J’ai le souvenir de l'immense soulagement que nous avons ressenti, nous, les combattants, le 11 novembre 1918 parce que prenaient fin nos souffrances de guerre. J’ai aussi le souvenir du leitmotiv des discours et des écrits des dirigeants de la France d'alors : écrasons le militarisme allemand et nous n'aurons plus de guerre. J'ai enfin le souvenir du serment que j'ai fait et qu'ont fait mes camarades des tranchées : Nous jurons de faire tout notre possible pour empêcher qu'une pareille tuerie frappe nos enfants.
Militant, puis député du parti communiste, j’ai, avec des millions de Français, respecté cet engagement et lutté contre toutes les menaces de guerre. Nous avons dénoncé le caractère impérialiste des guerres du Rif et de Syrie. Nous avons sans cesse agi pour que la France ait une politique de paix. Nous avons, avec force, dénoncé la trahison des intérêts de la France, de son peuple, par des gouvernants lors des accords de Munich. Nous avons, en octobre 1939, une fois de plus, tenu notre serment de lutte contre la guerre impérialiste en demandant que soient étudiées les éventuelles propositions de paix. C'était là le but de la lettre que le Groupe ouvrier et paysan français de la Chambre des députés, dont je faisais partie, écrivait au président de cette Assemblée.
C'est une imposture et une vile calomnie d'affirmer que cette lettre avait une autre intention. C'est un infâme déni de justice que de nous avoir fait condamner à 5 ans de prison, à 4.000 francs d'amende et à la privation des droits civils et politiques pour ne pas avoir désavoué cette lettre et ne pas avoir trahi notre serment d‘éviter à la France une nouvelle guerre, comme nous en avions reçu mandat de 1.500.000 électeurs français.

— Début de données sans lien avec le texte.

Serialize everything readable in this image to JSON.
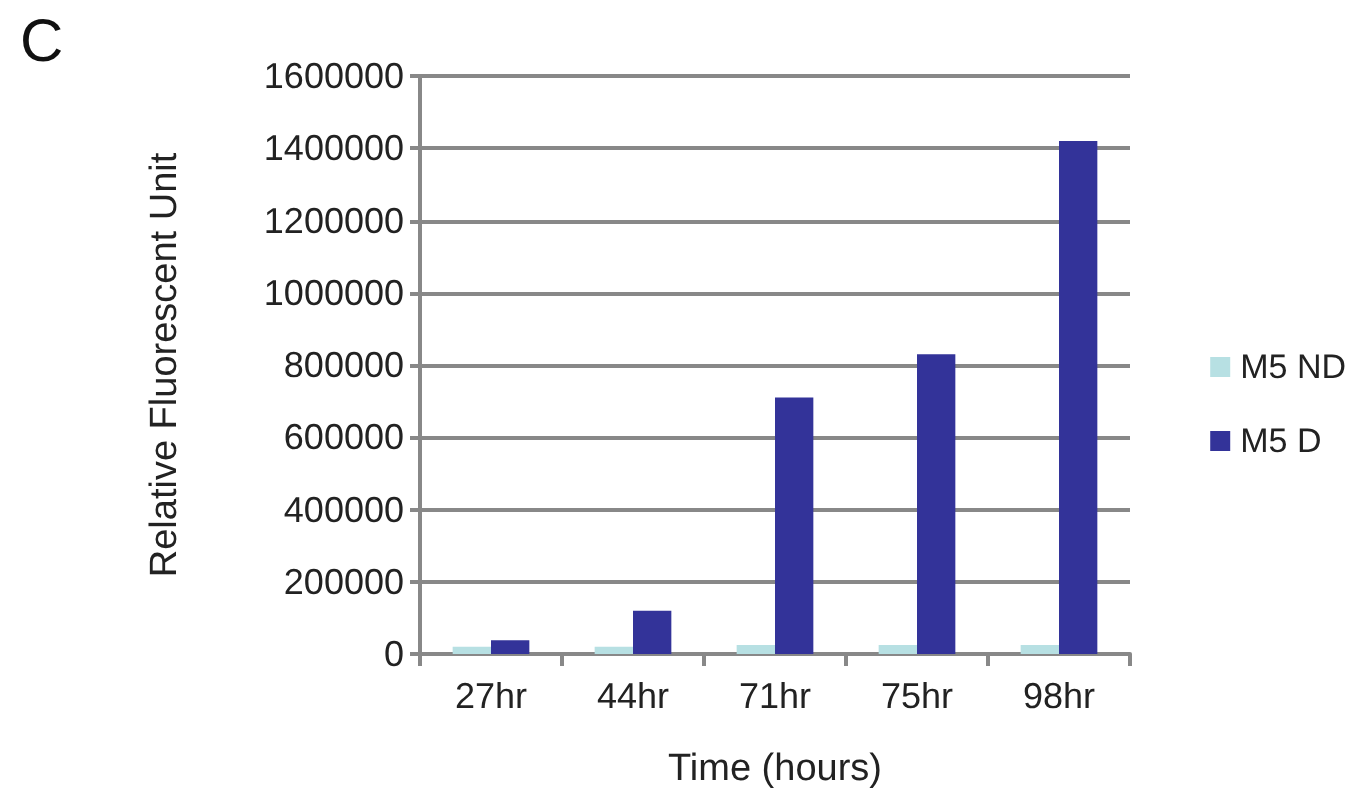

Cette iniquité, ce sont les ex présidents du Conseil Daladier et Paul Reynaud qui l’ont commise. Maintenant ces hommes politiques sont accusés d’avoir voulu et déclaré illégalement la guerre dont notre pays subit et subira les terribles conséquences. Ils sont traduits devant le Tribunal suprême de Riom. Je demande à être entendu à sa barre comme témoin à charge. Je le demande comme homme politique. Je le demande comme lieutenant de l'armée française ancien combattant, blessé trois fois et décoré de la croix de guerre et de la croix de la Légion d’honneur. Je le demande comme père de deux garçons, que j'ai eu la douleur de voir faire la guerre en cours. Je le demande comme citoyen français qui a consacré sa vie à défendre réellement les intérêts du peuple de France.
Veuillez agréer, Monsieur le Maréchal, mes salutations les plus distinguées.


Signé : Virgile BAREL.
ex-député des Alpes-Maritimes,
détenu à la prison de Valence (Drôme).